In a filmmakers vs. veterans truth skirmish, Hollywood would lose mightily - at least according to current and former military personnel. Military conflicts and the men and women who fight in them are a favorite subject of moviemakers, but Hollywood doesn't always get the facts right, messing up or misrepresenting basic training, uniforms (those berets), the lingo, the salutes, and sniper technique, among many other aspects of military life.
Redditors in the military are not shy about sharing what moviemakers get wrong. Dishonorable discharge for Hollywood.

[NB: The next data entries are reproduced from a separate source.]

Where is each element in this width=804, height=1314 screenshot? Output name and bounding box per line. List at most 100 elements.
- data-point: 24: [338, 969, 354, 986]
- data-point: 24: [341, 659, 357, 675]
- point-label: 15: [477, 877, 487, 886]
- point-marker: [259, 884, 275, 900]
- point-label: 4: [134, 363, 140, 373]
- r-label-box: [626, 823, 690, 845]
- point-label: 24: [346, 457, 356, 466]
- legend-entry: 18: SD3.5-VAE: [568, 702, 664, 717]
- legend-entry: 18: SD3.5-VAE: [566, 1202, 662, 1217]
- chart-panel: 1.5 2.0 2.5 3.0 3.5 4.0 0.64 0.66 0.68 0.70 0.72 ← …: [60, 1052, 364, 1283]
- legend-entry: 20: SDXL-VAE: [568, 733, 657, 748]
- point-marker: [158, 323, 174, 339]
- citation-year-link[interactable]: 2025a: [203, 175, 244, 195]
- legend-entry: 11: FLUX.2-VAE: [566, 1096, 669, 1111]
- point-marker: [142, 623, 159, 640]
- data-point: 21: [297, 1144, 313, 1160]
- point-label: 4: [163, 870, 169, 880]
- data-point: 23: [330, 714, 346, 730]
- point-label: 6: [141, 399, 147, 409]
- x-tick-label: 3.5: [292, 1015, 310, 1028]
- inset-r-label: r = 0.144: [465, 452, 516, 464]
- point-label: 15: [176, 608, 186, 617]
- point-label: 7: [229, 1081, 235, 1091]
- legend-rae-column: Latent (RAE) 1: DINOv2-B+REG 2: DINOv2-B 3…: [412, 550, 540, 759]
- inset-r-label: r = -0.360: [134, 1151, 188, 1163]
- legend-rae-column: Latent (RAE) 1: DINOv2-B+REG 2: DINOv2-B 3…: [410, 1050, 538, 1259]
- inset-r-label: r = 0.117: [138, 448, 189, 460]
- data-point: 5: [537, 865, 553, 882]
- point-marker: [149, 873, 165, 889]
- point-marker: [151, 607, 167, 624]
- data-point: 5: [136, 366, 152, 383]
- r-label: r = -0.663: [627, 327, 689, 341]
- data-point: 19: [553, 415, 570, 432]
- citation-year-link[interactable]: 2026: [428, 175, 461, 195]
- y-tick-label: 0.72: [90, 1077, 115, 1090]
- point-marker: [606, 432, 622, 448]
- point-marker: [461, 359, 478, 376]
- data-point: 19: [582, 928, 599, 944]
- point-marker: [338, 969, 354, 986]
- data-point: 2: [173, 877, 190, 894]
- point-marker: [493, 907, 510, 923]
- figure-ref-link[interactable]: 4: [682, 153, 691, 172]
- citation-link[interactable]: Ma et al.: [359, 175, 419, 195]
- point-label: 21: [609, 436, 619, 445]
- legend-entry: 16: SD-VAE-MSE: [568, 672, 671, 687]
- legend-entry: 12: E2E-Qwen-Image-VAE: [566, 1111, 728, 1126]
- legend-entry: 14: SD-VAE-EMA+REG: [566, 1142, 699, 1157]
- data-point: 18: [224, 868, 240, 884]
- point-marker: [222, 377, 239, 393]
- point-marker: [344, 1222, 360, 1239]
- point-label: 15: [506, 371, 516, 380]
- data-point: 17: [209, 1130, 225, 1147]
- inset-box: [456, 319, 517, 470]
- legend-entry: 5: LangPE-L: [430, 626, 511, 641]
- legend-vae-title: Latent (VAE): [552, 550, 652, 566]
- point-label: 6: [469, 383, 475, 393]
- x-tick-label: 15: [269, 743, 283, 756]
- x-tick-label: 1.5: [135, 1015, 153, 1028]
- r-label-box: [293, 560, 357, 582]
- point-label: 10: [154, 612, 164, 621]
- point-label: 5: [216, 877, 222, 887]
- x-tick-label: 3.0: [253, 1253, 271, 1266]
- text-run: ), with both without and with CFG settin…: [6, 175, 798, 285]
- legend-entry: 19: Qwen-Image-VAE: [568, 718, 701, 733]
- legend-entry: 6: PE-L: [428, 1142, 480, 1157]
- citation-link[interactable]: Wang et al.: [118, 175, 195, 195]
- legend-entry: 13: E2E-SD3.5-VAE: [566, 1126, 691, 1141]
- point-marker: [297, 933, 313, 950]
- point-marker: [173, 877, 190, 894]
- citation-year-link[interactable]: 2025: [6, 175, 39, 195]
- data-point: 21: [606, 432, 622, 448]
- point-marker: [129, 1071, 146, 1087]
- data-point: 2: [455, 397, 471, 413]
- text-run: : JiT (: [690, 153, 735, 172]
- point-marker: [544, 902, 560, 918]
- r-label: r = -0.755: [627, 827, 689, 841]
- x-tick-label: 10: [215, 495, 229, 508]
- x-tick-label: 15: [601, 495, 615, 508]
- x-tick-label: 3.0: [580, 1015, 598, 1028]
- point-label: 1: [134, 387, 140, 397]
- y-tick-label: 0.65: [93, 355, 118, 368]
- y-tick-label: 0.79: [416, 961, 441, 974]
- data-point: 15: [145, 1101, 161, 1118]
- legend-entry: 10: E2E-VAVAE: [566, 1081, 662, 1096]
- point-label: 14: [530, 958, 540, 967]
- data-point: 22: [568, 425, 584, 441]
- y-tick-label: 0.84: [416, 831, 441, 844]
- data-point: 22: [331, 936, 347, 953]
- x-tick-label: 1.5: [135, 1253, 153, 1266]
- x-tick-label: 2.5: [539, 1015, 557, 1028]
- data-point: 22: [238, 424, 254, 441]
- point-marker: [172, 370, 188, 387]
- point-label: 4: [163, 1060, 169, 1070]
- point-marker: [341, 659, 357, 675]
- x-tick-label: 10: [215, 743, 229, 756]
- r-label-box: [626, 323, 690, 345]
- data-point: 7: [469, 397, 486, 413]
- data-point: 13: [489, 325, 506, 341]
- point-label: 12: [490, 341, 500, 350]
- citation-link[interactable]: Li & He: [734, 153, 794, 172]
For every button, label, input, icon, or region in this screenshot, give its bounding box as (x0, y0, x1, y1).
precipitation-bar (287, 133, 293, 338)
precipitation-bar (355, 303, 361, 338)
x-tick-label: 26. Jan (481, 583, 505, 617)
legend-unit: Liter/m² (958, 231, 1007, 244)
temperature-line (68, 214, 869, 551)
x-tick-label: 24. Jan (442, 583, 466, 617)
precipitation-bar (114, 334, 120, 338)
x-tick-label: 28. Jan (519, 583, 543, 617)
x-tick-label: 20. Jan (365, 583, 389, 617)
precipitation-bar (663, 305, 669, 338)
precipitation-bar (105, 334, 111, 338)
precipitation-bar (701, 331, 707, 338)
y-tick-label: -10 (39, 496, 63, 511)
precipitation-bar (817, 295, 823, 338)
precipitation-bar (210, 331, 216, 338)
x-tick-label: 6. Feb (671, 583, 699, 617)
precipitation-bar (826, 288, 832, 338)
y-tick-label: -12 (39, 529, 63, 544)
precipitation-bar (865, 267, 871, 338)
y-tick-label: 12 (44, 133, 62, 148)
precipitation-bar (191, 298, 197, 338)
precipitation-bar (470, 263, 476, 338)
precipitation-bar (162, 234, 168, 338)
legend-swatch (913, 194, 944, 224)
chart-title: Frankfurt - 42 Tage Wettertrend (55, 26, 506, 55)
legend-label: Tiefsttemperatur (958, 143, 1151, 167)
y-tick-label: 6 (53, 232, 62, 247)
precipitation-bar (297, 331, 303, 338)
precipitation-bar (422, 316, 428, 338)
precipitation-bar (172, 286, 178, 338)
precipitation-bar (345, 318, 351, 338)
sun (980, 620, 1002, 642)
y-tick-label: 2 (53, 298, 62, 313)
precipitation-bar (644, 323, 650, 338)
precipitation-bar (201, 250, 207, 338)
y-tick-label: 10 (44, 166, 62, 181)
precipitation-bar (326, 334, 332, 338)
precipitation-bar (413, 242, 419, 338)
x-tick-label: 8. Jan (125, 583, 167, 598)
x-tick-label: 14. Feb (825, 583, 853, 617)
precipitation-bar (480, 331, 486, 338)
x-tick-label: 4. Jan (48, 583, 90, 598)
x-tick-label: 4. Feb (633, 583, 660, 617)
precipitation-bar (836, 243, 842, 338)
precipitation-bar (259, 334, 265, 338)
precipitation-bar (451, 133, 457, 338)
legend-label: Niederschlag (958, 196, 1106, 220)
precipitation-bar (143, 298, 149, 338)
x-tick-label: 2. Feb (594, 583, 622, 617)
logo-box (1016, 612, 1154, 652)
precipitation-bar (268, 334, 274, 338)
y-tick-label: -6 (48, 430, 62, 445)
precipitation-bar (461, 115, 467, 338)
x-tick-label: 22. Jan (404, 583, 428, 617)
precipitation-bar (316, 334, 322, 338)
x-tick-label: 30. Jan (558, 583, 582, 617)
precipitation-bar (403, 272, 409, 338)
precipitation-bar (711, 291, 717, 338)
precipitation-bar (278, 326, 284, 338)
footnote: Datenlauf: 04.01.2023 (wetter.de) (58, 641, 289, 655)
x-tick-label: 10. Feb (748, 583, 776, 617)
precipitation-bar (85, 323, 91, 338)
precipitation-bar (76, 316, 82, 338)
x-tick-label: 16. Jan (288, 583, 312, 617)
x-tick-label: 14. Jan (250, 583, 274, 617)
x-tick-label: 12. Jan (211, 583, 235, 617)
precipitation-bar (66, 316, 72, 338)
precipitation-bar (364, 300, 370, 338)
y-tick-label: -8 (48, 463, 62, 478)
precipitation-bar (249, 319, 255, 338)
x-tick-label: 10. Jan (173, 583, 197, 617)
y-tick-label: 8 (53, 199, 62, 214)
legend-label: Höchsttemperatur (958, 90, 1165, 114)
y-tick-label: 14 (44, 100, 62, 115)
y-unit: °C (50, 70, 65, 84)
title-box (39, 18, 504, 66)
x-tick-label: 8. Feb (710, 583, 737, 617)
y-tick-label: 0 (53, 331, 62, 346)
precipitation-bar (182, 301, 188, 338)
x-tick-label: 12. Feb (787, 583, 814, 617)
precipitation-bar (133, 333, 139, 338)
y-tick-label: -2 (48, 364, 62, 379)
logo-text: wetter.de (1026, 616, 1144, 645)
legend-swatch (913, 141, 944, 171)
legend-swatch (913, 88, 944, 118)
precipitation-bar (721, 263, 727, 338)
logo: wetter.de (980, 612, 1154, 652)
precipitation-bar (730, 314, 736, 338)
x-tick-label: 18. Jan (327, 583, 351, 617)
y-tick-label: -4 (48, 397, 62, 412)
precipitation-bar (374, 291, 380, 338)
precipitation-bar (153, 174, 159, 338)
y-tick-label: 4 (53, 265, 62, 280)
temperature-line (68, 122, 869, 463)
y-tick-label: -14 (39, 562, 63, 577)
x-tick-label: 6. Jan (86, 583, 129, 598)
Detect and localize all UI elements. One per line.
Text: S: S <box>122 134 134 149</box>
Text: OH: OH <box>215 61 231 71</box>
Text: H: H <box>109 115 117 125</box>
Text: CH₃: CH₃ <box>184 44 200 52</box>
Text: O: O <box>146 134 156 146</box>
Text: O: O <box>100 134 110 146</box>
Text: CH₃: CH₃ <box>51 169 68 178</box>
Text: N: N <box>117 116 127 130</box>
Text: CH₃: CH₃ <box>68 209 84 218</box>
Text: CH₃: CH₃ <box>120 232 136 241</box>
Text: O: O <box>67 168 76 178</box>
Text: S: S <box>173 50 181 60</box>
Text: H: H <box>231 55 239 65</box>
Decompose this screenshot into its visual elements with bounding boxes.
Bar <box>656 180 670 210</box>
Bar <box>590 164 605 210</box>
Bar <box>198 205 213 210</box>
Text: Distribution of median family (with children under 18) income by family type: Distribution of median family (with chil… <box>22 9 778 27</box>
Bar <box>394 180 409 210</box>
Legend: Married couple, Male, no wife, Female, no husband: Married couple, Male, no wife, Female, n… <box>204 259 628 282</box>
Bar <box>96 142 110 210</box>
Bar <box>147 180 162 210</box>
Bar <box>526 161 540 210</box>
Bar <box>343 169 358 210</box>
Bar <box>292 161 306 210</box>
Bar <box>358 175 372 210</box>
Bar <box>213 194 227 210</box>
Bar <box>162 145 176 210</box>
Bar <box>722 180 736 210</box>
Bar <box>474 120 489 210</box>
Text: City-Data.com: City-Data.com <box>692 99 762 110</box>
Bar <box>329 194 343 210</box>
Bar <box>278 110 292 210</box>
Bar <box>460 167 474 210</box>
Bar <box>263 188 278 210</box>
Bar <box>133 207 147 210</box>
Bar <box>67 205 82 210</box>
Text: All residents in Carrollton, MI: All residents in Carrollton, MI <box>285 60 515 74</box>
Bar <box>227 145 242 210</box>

The Chopper Chats (Talking On A Helicopter Without A Headset Is Pointless)
From Redditor /u/Mong419:
The casual conversations on helicopters. Whole mission briefings on the helicopter right before they land. Any talking on a helicopter without a headset.
Helicopters are loud.
I crew UH-60s for the Army, and I have to wear two sets of hearing protection at all times while the aircraft is operating. On the occasions where I need to talk to a passenger or someone not on a headset, I have to literally scream right into their ear from point blank range, and they still barely hear me.
So the calm and quiet conversations I see in movies all the time really ruin my immersion.
Making Military Personnel Hotshots Instead Of Average People
From Redditor /u/john_gee:
I hate that the military is kind of a catch-all backstory for any character that is supposed to be a badass. Like, some guy spends a few years in the military and then gets out and goes back to his hometown. And he has all the training he needs to single-handedly take on his town's army of drug dealers / corrupt cops / whatever.
I'm sure there are some special forces types that might fit that profile, but most of us get out of the military and we're really good at, like, PowerPoint and sh*t. The vast majority of the military is made up of just regular... people who went to boot camp. They might be able to knock out a few more push-ups than the average civilian, but most of us spend an average day in the military looking at screens or driving trucks or filling out paperwork, like everyone else.
When Actors Playing Young Military Personnel Are Way Too Old
From a Redditor:
Lower enlisted are predominantly YOUNG-as-f*ck looking.
I just want to see one movie that has soldiers [ages] 18 to 21 [who] actually look like what they are representing.
Snipers Who Point Their Barrels Out Windows
From Redditor /u/ThaGerm1158:
Snipers don't stick the barrel... out the damn window. Hollywood does it so they can see and film them in a dramatic fashion.
Exactly the opposite thing you want in actual combat.